Born in Bordeaux, France, Taffanel received his first lessons on the flute from his father at the age of nine. After giving his first concert at the age of ten, he studied with Vincent Dorus at the Paris Conservatoire. Once he graduated in 1860, he won his first of several awards for flute performance at age sixteen. Taffanel built a substantial career as both soloist and orchestral player over 30 years, becoming known as the foremost flautist of his time and reestablishing the instrument in the mainstream of music.
In 1893, Taffanel became Professor of Flute at the Conservatoire.Ironically, news of Taffanel's appointment was printed in the same issue of Le Ménestrel that carried Tchaikovsky's obituary notice. As Professor, he revised the institute's repertoire and teaching methods, restructuring the traditional masterclass format to give students individual attention while building a reputation as an inspiring teacher.
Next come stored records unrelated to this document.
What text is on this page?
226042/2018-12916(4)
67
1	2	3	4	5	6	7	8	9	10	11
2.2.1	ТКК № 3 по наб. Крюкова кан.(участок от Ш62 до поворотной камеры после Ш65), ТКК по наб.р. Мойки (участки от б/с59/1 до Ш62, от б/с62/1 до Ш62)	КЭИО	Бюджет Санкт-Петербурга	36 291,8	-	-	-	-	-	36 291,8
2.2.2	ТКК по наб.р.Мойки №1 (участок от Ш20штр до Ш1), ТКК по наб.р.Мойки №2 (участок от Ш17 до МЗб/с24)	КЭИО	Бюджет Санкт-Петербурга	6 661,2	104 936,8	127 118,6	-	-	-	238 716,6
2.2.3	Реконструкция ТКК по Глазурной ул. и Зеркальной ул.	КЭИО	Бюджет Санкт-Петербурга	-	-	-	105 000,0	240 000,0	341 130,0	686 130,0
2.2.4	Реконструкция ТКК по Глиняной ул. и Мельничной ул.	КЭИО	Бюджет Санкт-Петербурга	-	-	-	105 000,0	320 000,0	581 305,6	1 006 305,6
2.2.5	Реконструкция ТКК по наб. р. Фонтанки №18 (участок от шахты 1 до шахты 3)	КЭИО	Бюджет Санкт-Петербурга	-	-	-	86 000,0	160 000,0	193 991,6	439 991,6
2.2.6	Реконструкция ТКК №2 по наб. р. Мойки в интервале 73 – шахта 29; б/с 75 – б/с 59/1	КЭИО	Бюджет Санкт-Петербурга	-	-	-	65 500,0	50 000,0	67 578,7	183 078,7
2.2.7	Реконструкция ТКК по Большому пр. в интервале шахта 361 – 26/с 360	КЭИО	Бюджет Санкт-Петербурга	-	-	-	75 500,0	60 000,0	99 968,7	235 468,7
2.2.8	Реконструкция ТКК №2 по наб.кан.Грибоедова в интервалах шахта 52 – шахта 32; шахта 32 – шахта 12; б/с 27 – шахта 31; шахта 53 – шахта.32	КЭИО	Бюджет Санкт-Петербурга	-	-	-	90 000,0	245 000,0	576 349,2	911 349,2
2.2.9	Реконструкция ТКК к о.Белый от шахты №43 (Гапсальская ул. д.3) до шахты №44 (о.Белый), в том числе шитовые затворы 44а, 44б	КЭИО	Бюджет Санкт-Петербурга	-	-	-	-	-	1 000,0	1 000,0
He instructed his students to play in a new, smoother style that included a light and carefully modulated vibrato.
Taffanel also revamped the required repertoire for his Conservatory students. Beginning in 1894, he replaced much of the 19th-century music his student Louis Fleury called "idle twittering" with works by Johann Sebastian Bach and other composers of the 18th century. Until then, French musicians (save for a handful of organists) had ignored the Bach revival that had swept England, Germany and Austria. Alfredo Casella, who had studied Bach in Italy before coming to Paris, noted that none of his classmates at the Conservatoire knew that composer's music.
Taffanel toured widely in Europe. This placed him ahead of his contemporaries in awareness of baroque repertoire. (His tours had included playing Wolfgang Amadeus Mozart|Mozart concertos at the Gewandhaus in Leipzig, a singular honor for a French performer.) Thanks to this awareness, Taffanel's impact on the early music revival in France cannot be overestimated. Louis Fleury writes,
Bach's sonatas, those wonders, long buried in the dust of libraries, awakened to find a real interpreter [in Taffanel]. He was the first, at any rate in France, to find out the meaning of these works, which his colleagues thought dull and badly written for the instrument ... It is a fact, though hardly credible, that down to 1895 Bach sonatas were not taught in the flute class (under Altes) at the conservatoire.
His work sparked and helped fuel a growing interest in France in early music, with editions such as Saint-Saëns' of music by Jean-Philippe Rameau. In 1897, Taffanel also became head of the orchestra class at the Conservatoire.